From Sidi Moumen to El-Rich
At the beginning of October, a high school in a small town near el-Rachidia called el-Rich was the scene of another serious incident. Salafist teachers attacked a fellow teacher who taught philosophy. At first, they tried to dissuade students from attending his courses, because Salafists consider philosophy to be a form of apostasy. When that didn’t work, they decided to use harsher methods. After severely beating the teacher in front of his students, one Salafist made a throat-cutting motion with his index finger. The victim, whose initials are H. B., filed a complaint and an investigation is underway.
Other equally serious incidents have been ignored. Two months ago, a group of Salafists beat a couple in a vacant lot near Sidi Moumen, Casablanca. According to the police complaint, the two young people were only chatting as they strolled.

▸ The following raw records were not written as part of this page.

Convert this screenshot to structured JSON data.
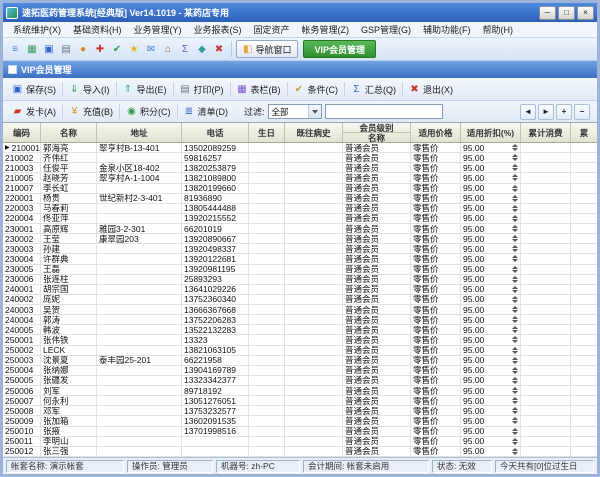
{
  "window": {
    "title": "速拓医药管理系统[经典版] Ver14.1019 - 某药店专用",
    "controls": [
      {
        "name": "minimize-button",
        "glyph": "─"
      },
      {
        "name": "maximize-button",
        "glyph": "□"
      },
      {
        "name": "close-button",
        "glyph": "×"
      }
    ]
  },
  "menu": {
    "items": [
      "系统维护(X)",
      "基础资料(H)",
      "业务管理(Y)",
      "业务报表(S)",
      "固定资产",
      "帐务管理(Z)",
      "GSP管理(G)",
      "辅助功能(F)",
      "帮助(H)"
    ]
  },
  "main_toolbar": {
    "icons": [
      {
        "name": "menu-icon",
        "glyph": "≡",
        "color": "#4A7AC8"
      },
      {
        "name": "inventory-icon",
        "glyph": "▦",
        "color": "#3E9C5A"
      },
      {
        "name": "save-icon",
        "glyph": "▣",
        "color": "#2E62C8"
      },
      {
        "name": "print-icon",
        "glyph": "▤",
        "color": "#6A7686"
      },
      {
        "name": "search-icon",
        "glyph": "●",
        "color": "#D88A1E"
      },
      {
        "name": "add-icon",
        "glyph": "✚",
        "color": "#C83A2E"
      },
      {
        "name": "check-icon",
        "glyph": "✔",
        "color": "#2E9C46"
      },
      {
        "name": "star-icon",
        "glyph": "★",
        "color": "#E8B423"
      },
      {
        "name": "mail-icon",
        "glyph": "✉",
        "color": "#4A7AC8"
      },
      {
        "name": "home-icon",
        "glyph": "⌂",
        "color": "#8A5A2E"
      },
      {
        "name": "summary-icon",
        "glyph": "Σ",
        "color": "#7A4FC8"
      },
      {
        "name": "module-icon",
        "glyph": "◆",
        "color": "#2E9C9C"
      },
      {
        "name": "exit-icon",
        "glyph": "✖",
        "color": "#C83A2E"
      }
    ],
    "nav_window_button": {
      "label": "导航窗口",
      "icon_glyph": "◧"
    },
    "vip_member_button": {
      "label": "VIP会员管理"
    }
  },
  "child_window": {
    "title": "VIP会员管理"
  },
  "doc_toolbar": {
    "buttons": [
      {
        "name": "save-button",
        "icon": "save-icon",
        "label": "保存(S)",
        "glyph": "▣",
        "color": "#2E62C8"
      },
      {
        "name": "import-button",
        "icon": "import-icon",
        "label": "导入(I)",
        "glyph": "⇓",
        "color": "#2E9C46"
      },
      {
        "name": "export-button",
        "icon": "export-icon",
        "label": "导出(E)",
        "glyph": "⇑",
        "color": "#2E9C9C"
      },
      {
        "name": "print-button",
        "icon": "printer-icon",
        "label": "打印(P)",
        "glyph": "▤",
        "color": "#6A7686"
      },
      {
        "name": "columns-button",
        "icon": "table-columns-icon",
        "label": "表栏(B)",
        "glyph": "▦",
        "color": "#7A4FC8"
      },
      {
        "name": "condition-button",
        "icon": "filter-condition-icon",
        "label": "条件(C)",
        "glyph": "✔",
        "color": "#C8A22E"
      },
      {
        "name": "summarize-button",
        "icon": "sigma-icon",
        "label": "汇总(Q)",
        "glyph": "Σ",
        "color": "#2E62C8"
      },
      {
        "name": "exit-button",
        "icon": "exit-icon",
        "label": "退出(X)",
        "glyph": "✖",
        "color": "#C83A2E"
      }
    ]
  },
  "action_toolbar": {
    "buttons": [
      {
        "name": "issue-card-button",
        "icon": "card-icon",
        "label": "发卡(A)",
        "glyph": "▰",
        "color": "#C83A2E"
      },
      {
        "name": "recharge-button",
        "icon": "money-icon",
        "label": "充值(B)",
        "glyph": "¥",
        "color": "#D88A1E"
      },
      {
        "name": "points-button",
        "icon": "points-icon",
        "label": "积分(C)",
        "glyph": "◉",
        "color": "#2E9C46"
      },
      {
        "name": "list-button",
        "icon": "list-icon",
        "label": "清单(D)",
        "glyph": "≣",
        "color": "#2E62C8"
      }
    ],
    "filter_label": "过滤:",
    "filter_select_value": "全部",
    "search_input_value": "",
    "nav_buttons": [
      {
        "name": "prev-record-button",
        "glyph": "◄"
      },
      {
        "name": "next-record-button",
        "glyph": "►"
      },
      {
        "name": "add-record-button",
        "glyph": "+"
      },
      {
        "name": "delete-record-button",
        "glyph": "−"
      }
    ]
  },
  "table": {
    "group_header": "会员级别",
    "columns": [
      "编码",
      "名称",
      "地址",
      "电话",
      "生日",
      "既往病史",
      "名称",
      "适用价格",
      "适用折扣(%)",
      "累计消费",
      "累"
    ],
    "row_common": {
      "member_level": "普通会员",
      "price_type": "零售价",
      "discount_percent": "95.00"
    },
    "selected_row_index": 0,
    "rows": [
      [
        "210001",
        "郭海亮",
        "翠亨村B-13-401",
        "13502089259"
      ],
      [
        "210002",
        "齐伟红",
        "",
        "59816257"
      ],
      [
        "210003",
        "任俊平",
        "金泉小区18-402",
        "13820253879"
      ],
      [
        "210005",
        "赵晓芳",
        "翠亨村A-1-1004",
        "13821089800"
      ],
      [
        "210007",
        "李长虹",
        "",
        "13820199660"
      ],
      [
        "220001",
        "杨贵",
        "世纪新村2-3-401",
        "81936890"
      ],
      [
        "220003",
        "马春莉",
        "",
        "13805444488"
      ],
      [
        "220004",
        "佟亚萍",
        "",
        "13920215552"
      ],
      [
        "230001",
        "高原辉",
        "雅园3-2-301",
        "66201019"
      ],
      [
        "230002",
        "王莹",
        "康翠园203",
        "13920890667"
      ],
      [
        "230003",
        "孙建",
        "",
        "13920498337"
      ],
      [
        "230004",
        "许群典",
        "",
        "13920122681"
      ],
      [
        "230005",
        "王磊",
        "",
        "13920981195"
      ],
      [
        "230006",
        "张连柱",
        "",
        "25893293"
      ],
      [
        "240001",
        "胡宗国",
        "",
        "13641029226"
      ],
      [
        "240002",
        "庞妮",
        "",
        "13752360340"
      ],
      [
        "240003",
        "吴贺",
        "",
        "13666367668"
      ],
      [
        "240004",
        "郭涛",
        "",
        "13752206283"
      ],
      [
        "240005",
        "韩波",
        "",
        "13522132283"
      ],
      [
        "250001",
        "张伟铁",
        "",
        "13323"
      ],
      [
        "250002",
        "LECK",
        "",
        "13821063105"
      ],
      [
        "250003",
        "沈景夏",
        "泰丰园25-201",
        "66221958"
      ],
      [
        "250004",
        "张纳娜",
        "",
        "13904169789"
      ],
      [
        "250005",
        "张疆发",
        "",
        "13323342377"
      ],
      [
        "250006",
        "刘军",
        "",
        "89718192"
      ],
      [
        "250007",
        "何永利",
        "",
        "13051276051"
      ],
      [
        "250008",
        "邓军",
        "",
        "13753232577"
      ],
      [
        "250009",
        "张加箱",
        "",
        "13602091535"
      ],
      [
        "250010",
        "张掖",
        "",
        "13701998516"
      ],
      [
        "250011",
        "李明山",
        "",
        ""
      ],
      [
        "250012",
        "张三强",
        "",
        ""
      ]
    ]
  },
  "status_bar": {
    "panels": [
      "帐套名称: 演示帐套",
      "操作员: 管理员",
      "机器号: zh-PC",
      "会计期间: 帐套未启用",
      "状态: 无效"
    ],
    "birthday_note": "今天共有[0]位过生日"
  }
}
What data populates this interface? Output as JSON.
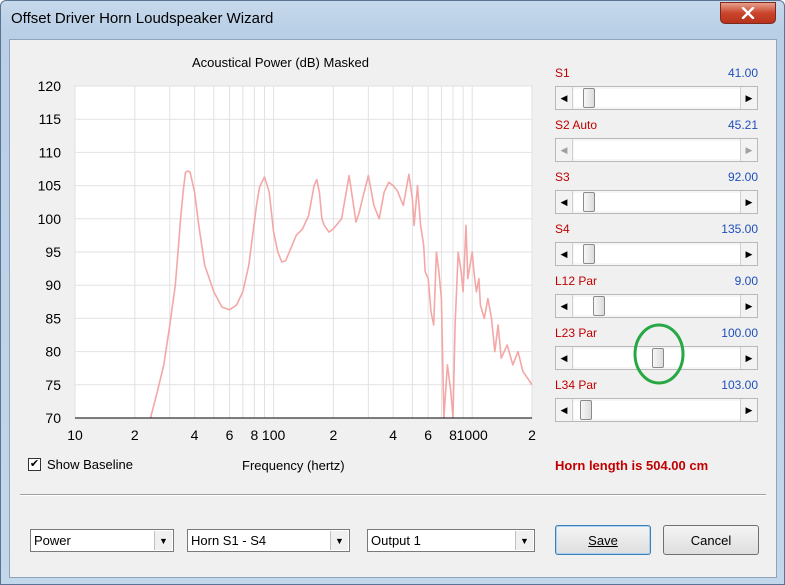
{
  "window": {
    "title": "Offset Driver Horn Loudspeaker Wizard"
  },
  "chart": {
    "title": "Acoustical Power (dB)   Masked",
    "xlabel": "Frequency (hertz)"
  },
  "chart_data": {
    "type": "line",
    "title": "Acoustical Power (dB)   Masked",
    "xlabel": "Frequency (hertz)",
    "ylabel": "",
    "xscale": "log",
    "xlim": [
      10,
      2000
    ],
    "ylim": [
      70,
      120
    ],
    "y_ticks": [
      70,
      75,
      80,
      85,
      90,
      95,
      100,
      105,
      110,
      115,
      120
    ],
    "x_tick_labels": [
      "10",
      "2",
      "4",
      "6",
      "8",
      "100",
      "2",
      "4",
      "6",
      "8",
      "1000",
      "2"
    ],
    "grid": true,
    "series": [
      {
        "color": "#f4a7a7",
        "x": [
          24,
          26,
          28,
          30,
          32,
          33,
          34,
          35,
          36,
          37,
          38,
          40,
          42,
          45,
          50,
          55,
          60,
          65,
          70,
          75,
          78,
          82,
          85,
          90,
          95,
          100,
          105,
          110,
          115,
          120,
          130,
          140,
          150,
          160,
          165,
          170,
          175,
          180,
          190,
          200,
          220,
          240,
          250,
          260,
          270,
          280,
          300,
          320,
          340,
          360,
          380,
          400,
          420,
          450,
          480,
          500,
          510,
          530,
          550,
          570,
          580,
          600,
          620,
          640,
          660,
          680,
          700,
          720,
          750,
          780,
          800,
          820,
          850,
          880,
          900,
          930,
          950,
          1000,
          1020,
          1050,
          1080,
          1100,
          1150,
          1200,
          1250,
          1300,
          1350,
          1400,
          1500,
          1600,
          1700,
          1800,
          1900,
          2000
        ],
        "y": [
          70,
          74,
          78,
          84,
          90,
          95,
          100,
          104,
          107,
          107.2,
          107,
          104,
          99,
          93,
          89,
          86.7,
          86.3,
          87,
          89,
          93,
          97,
          102,
          104.8,
          106.3,
          104,
          98,
          95,
          93.5,
          93.7,
          95,
          97.5,
          98.5,
          100.5,
          105,
          105.9,
          104,
          100,
          99,
          98,
          98.5,
          100,
          106.5,
          103,
          99.5,
          101,
          103,
          106.5,
          102,
          100,
          104,
          105.5,
          105,
          104.2,
          102,
          106.7,
          103,
          99,
          105,
          99,
          96,
          92,
          91,
          86,
          84,
          95,
          92,
          88,
          70,
          78,
          74,
          70,
          84,
          95,
          92,
          89,
          99,
          91,
          95,
          92,
          89,
          91,
          87,
          85,
          88,
          85,
          80,
          84,
          79,
          81,
          78,
          80,
          77,
          76,
          75
        ]
      }
    ]
  },
  "sliders": [
    {
      "label": "S1",
      "value": "41.00",
      "pos": 0.06,
      "disabled": false
    },
    {
      "label": "S2  Auto",
      "value": "45.21",
      "pos": 0.0,
      "disabled": true
    },
    {
      "label": "S3",
      "value": "92.00",
      "pos": 0.06,
      "disabled": false
    },
    {
      "label": "S4",
      "value": "135.00",
      "pos": 0.06,
      "disabled": false
    },
    {
      "label": "L12  Par",
      "value": "9.00",
      "pos": 0.12,
      "disabled": false
    },
    {
      "label": "L23  Par",
      "value": "100.00",
      "pos": 0.5,
      "disabled": false
    },
    {
      "label": "L34  Par",
      "value": "103.00",
      "pos": 0.04,
      "disabled": false
    }
  ],
  "baseline": {
    "label": "Show Baseline",
    "checked": true
  },
  "horn_length": "Horn length is 504.00 cm",
  "combos": {
    "mode": "Power",
    "horn": "Horn S1 - S4",
    "output": "Output 1"
  },
  "buttons": {
    "save": "Save",
    "cancel": "Cancel"
  },
  "colors": {
    "label_red": "#c00000",
    "value_blue": "#1f4fbd",
    "curve": "#f4a7a7",
    "annotation": "#27a844"
  }
}
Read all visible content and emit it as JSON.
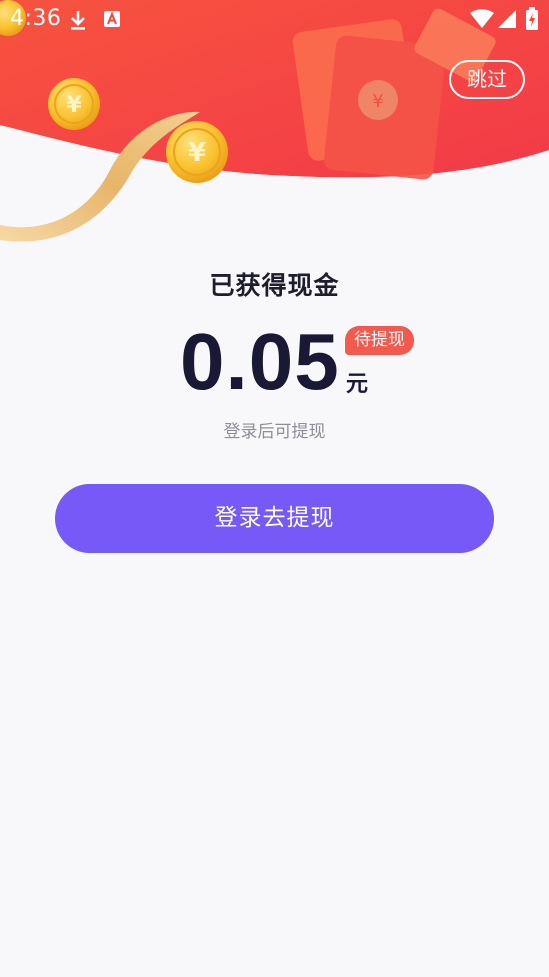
{
  "status_bar": {
    "time": "4:36",
    "icons": [
      "download-icon",
      "notification-a-icon",
      "wifi-icon",
      "signal-icon",
      "battery-charging-icon"
    ]
  },
  "header": {
    "skip_label": "跳过",
    "coin_symbol": "¥",
    "colors": {
      "banner_red": "#f5473d",
      "coin_gold": "#f7c531"
    }
  },
  "reward": {
    "title": "已获得现金",
    "amount": "0.05",
    "status_badge": "待提现",
    "unit": "元",
    "hint": "登录后可提现"
  },
  "actions": {
    "login_withdraw_label": "登录去提现",
    "button_color": "#7659f7"
  }
}
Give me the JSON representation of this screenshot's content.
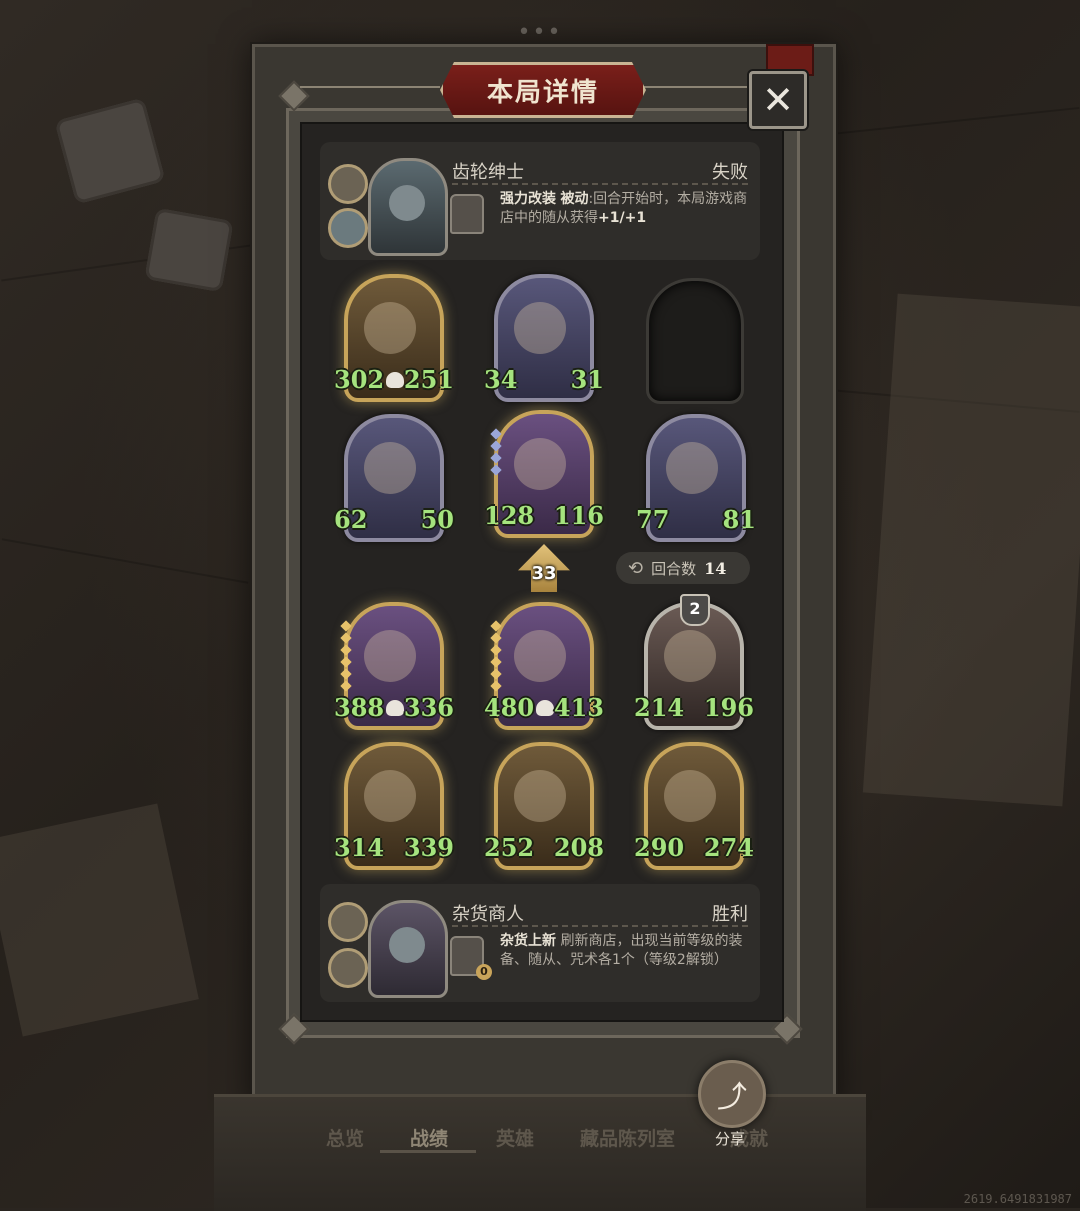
{
  "dialog": {
    "title": "本局详情",
    "close_label": "✕"
  },
  "opponent": {
    "name": "齿轮绅士",
    "result": "失败",
    "skill_name": "强力改装",
    "skill_type": "被动",
    "skill_desc": ":回合开始时，本局游戏商店中的随从获得",
    "skill_bonus": "+1/+1"
  },
  "board_top": {
    "rows": [
      [
        {
          "atk": "302",
          "hp": "251",
          "skull": true
        },
        {
          "atk": "34",
          "hp": "31",
          "skull": false
        },
        {
          "empty": true
        }
      ],
      [
        {
          "atk": "62",
          "hp": "50"
        },
        {
          "atk": "128",
          "hp": "116"
        },
        {
          "atk": "77",
          "hp": "81"
        }
      ]
    ]
  },
  "round": {
    "level": "33",
    "label": "回合数",
    "count": "14"
  },
  "board_bottom": {
    "rows": [
      [
        {
          "atk": "388",
          "hp": "336",
          "skull": true
        },
        {
          "atk": "480",
          "hp": "413",
          "skull": true
        },
        {
          "atk": "214",
          "hp": "196",
          "tier": "2"
        }
      ],
      [
        {
          "atk": "314",
          "hp": "339"
        },
        {
          "atk": "252",
          "hp": "208"
        },
        {
          "atk": "290",
          "hp": "274"
        }
      ]
    ]
  },
  "player": {
    "name": "杂货商人",
    "result": "胜利",
    "skill_name": "杂货上新",
    "skill_desc": "刷新商店，出现当前等级的装备、随从、咒术各1个（等级2解锁）",
    "skill_cost": "0"
  },
  "tabs": [
    "总览",
    "战绩",
    "英雄",
    "藏品陈列室",
    "成就"
  ],
  "share_label": "分享",
  "watermark": "2619.6491831987",
  "top_dots": "•••"
}
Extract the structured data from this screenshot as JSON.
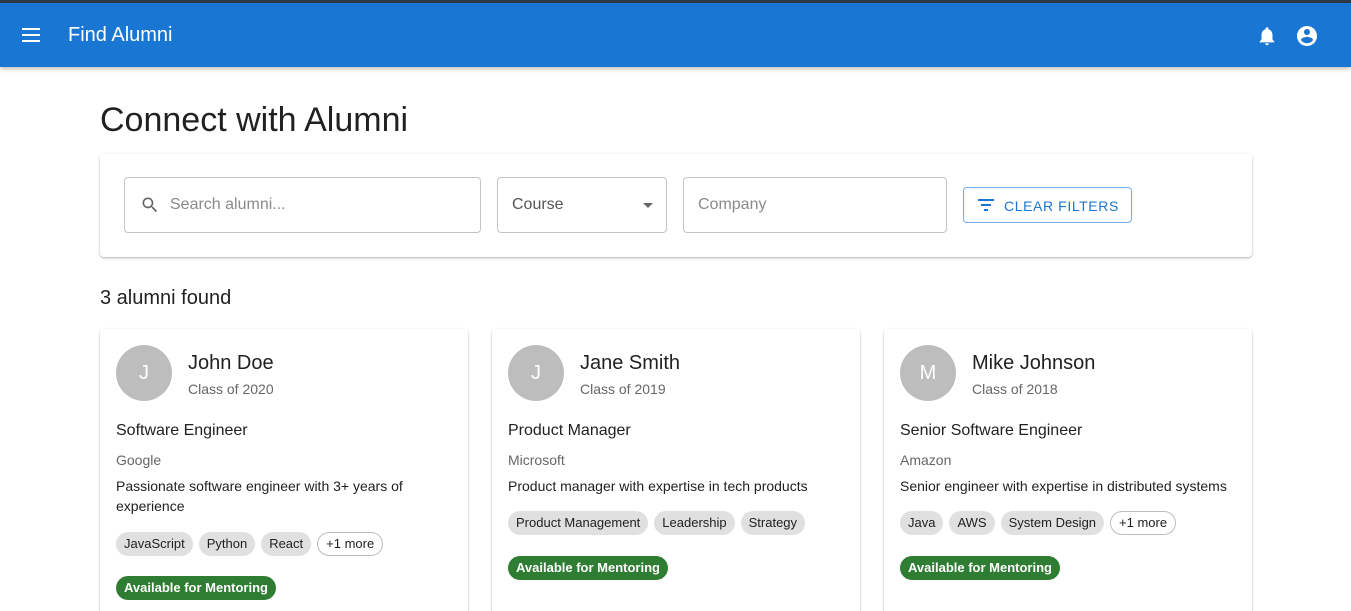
{
  "appbar": {
    "title": "Find Alumni"
  },
  "page": {
    "title": "Connect with Alumni"
  },
  "filters": {
    "search_placeholder": "Search alumni...",
    "course_label": "Course",
    "company_placeholder": "Company",
    "clear_label": "CLEAR FILTERS"
  },
  "results": {
    "count_text": "3 alumni found"
  },
  "alumni": [
    {
      "initial": "J",
      "name": "John Doe",
      "class_year": "Class of 2020",
      "role": "Software Engineer",
      "company": "Google",
      "bio": "Passionate software engineer with 3+ years of experience",
      "skills": [
        "JavaScript",
        "Python",
        "React"
      ],
      "more": "+1 more",
      "badge": "Available for Mentoring"
    },
    {
      "initial": "J",
      "name": "Jane Smith",
      "class_year": "Class of 2019",
      "role": "Product Manager",
      "company": "Microsoft",
      "bio": "Product manager with expertise in tech products",
      "skills": [
        "Product Management",
        "Leadership",
        "Strategy"
      ],
      "badge": "Available for Mentoring"
    },
    {
      "initial": "M",
      "name": "Mike Johnson",
      "class_year": "Class of 2018",
      "role": "Senior Software Engineer",
      "company": "Amazon",
      "bio": "Senior engineer with expertise in distributed systems",
      "skills": [
        "Java",
        "AWS",
        "System Design"
      ],
      "more": "+1 more",
      "badge": "Available for Mentoring"
    }
  ],
  "colors": {
    "primary": "#1976d2",
    "mentor_badge": "#2e7d32",
    "avatar": "#bdbdbd"
  },
  "icons": [
    "menu-icon",
    "bell-icon",
    "account-circle-icon",
    "search-icon",
    "dropdown-icon",
    "filter-icon"
  ]
}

Not even the police escaped Salafist condemnation. In a video that is still circulating on the Internet, a certain Moussaab Nadori promised a large sum of money to anyone who would take vengeance on a police officer who brutalized a Salafist inmate’s wife as she was demonstrating in front of Oukacha prison.
“Giving Sharia its true place in society," "warning against secularism and man-made laws" and "working to restore the Caliphate” are just a few points in the manifesto issued in early September by a new group calling itself Ansar al-Sharia in Morocco. That group first appeared on social networks. It was present at the street demonstrations against the film Innocence of Muslims, especially in northern cities like Tangier, Martil, Tetouan and Fnideq, where it was out in force. It has benefited from the “advice” of several famous Moroccan Salafists such as Omar Haddouchi, who was pardoned in April 2011, and Fatiha Mejjati, aka Umm Adam.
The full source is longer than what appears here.